The Scrubb’s leader decides to resolve the dispute by pitting Superman and Muhammad Ali against each other. But doesn’t Superman have superhuman strength and bulletproof skin? How could Ali beat that? The fight between the two would take place on the planet Bodace, which orbits a red sun like Krypton did. So Superman would have no powers. Rather generously, Ali offers to train Superman in boxing at the Fortress of Solitude. But they only have 24 hours to work with. Even with Superman’s speed, that’s not much time.

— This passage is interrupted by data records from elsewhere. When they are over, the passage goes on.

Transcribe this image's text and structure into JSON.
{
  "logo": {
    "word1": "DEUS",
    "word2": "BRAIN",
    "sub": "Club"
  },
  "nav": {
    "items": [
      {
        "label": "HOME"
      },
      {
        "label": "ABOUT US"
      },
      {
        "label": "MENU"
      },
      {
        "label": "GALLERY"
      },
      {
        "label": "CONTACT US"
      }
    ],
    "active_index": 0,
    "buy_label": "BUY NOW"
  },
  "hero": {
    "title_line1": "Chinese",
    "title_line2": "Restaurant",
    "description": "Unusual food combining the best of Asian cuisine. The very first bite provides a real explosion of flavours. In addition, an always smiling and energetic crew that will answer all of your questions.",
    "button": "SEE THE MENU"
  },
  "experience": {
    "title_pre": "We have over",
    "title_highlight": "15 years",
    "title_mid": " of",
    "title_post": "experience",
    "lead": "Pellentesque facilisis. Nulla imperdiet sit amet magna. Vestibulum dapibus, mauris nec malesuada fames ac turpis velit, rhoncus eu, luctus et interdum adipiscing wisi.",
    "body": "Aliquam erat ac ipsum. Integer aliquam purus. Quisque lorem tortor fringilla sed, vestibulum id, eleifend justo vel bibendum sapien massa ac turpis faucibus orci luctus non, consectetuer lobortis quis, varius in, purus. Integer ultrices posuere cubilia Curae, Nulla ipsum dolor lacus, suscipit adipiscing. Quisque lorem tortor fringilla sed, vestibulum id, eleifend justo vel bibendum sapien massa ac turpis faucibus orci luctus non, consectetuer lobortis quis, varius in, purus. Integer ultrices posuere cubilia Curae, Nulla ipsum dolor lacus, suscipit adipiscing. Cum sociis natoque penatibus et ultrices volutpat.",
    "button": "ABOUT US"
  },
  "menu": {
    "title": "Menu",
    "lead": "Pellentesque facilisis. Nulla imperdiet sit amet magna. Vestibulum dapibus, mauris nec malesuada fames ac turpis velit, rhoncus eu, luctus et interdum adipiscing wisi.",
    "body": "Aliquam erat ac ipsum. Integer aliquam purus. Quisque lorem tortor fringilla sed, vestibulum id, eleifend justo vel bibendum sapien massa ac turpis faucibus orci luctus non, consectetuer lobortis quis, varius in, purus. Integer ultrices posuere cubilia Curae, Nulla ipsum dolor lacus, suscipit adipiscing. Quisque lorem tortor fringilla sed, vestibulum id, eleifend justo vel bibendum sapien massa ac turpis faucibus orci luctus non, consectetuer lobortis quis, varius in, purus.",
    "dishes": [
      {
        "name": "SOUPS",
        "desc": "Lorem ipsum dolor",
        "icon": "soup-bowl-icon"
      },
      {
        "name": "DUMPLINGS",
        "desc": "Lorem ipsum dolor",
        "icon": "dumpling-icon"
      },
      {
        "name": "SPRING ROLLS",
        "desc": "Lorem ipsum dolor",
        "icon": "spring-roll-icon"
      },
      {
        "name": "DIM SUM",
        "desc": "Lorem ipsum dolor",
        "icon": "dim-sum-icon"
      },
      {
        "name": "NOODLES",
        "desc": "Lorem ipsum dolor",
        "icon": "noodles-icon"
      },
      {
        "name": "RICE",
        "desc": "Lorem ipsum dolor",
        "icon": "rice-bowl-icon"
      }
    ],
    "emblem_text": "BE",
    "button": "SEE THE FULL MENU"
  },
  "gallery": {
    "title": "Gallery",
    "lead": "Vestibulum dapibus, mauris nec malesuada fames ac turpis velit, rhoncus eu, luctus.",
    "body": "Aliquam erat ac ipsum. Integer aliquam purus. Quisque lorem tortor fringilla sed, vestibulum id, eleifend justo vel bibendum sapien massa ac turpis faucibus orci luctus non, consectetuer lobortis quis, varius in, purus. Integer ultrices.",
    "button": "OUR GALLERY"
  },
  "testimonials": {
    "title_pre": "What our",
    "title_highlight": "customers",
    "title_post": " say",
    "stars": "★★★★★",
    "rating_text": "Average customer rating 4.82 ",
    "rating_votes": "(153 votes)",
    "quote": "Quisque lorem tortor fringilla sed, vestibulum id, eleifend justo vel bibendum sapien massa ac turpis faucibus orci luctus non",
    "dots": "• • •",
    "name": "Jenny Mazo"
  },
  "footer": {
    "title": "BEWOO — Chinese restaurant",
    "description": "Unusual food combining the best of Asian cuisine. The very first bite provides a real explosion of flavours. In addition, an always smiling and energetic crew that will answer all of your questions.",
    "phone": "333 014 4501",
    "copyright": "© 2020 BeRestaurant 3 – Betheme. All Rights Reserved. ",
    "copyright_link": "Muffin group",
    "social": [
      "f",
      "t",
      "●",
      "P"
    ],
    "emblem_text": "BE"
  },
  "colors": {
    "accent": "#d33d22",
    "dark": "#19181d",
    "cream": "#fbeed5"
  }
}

Amazingly, Howard Cosell didn’t call the fight. Instead, Superman’s pal Jimmy Olsen did the play-by-play for the intergalactic broadcast. (Maybe DC Comics couldn’t get Cosell to sign off on using his likeness?) Imagine how many articles we would’ve gotten out of that at Awful Announcing had we — or the internet — been around in 1978.
So how did the fight turn out? Probably as you might expect. Um, spoiler alert?
But remember, the winner of the Superman-Ali bout still had to fight for Earth’s survival. No worries there. Ali went on to defeat the Scrubb’s champion, Hun’Ya, knocking him out (and knocking him out of the ring!) in the fourth round, as predicted. (“He’ll hit the floor in four!” said Ali.)
As this was going on, Superman — who recuperated quickly, despite being under the red sun — made sure that the Scrubb couldn’t destroy Earth if Ali had lost. That didn’t matter once Ali knocked out Hun’Ya, of course. But Superman’s sneak attack enraged the Scrubb’s leader enough to try and carry out an attack with backup forces. Hun’Ya was an alien of honor, however, and having lost fair and sqaure, he made sure the Scrubb stuck to the terms of the agreement.
Some other interesting trivia from Superman vs. Muhammad Ali:
** Ali reportedly allowed his likeness to be used on two conditions: 1) The Elijah Muhammad had to approve of the comic book, 2) Ali had to learn Superman’s secret identity in the story. (According to rumor, Ali wrote his own dialogue as well.)
** The comic book was originally scheduled to be published in 1977 when Ali was still heavyweight champion. But while production of the book was delayed (largely due to Adams’ schedule with illustrating other titles) to the spring of 1978, then the fall of that year, Ali lost his title to Leon Spinks. Fortunately for the story, he regained the title from Spinks around the time that the comic book was published.
** Neal Adams drew a similar cover pitting Ali against Michael Jordan for a special issue of ESPN The Magazine in the year 2000.
A hardcover edition of Superman vs. Muhammad Ali was released in 2010 and is available for purchase from DC Comics or sellers like Amazon.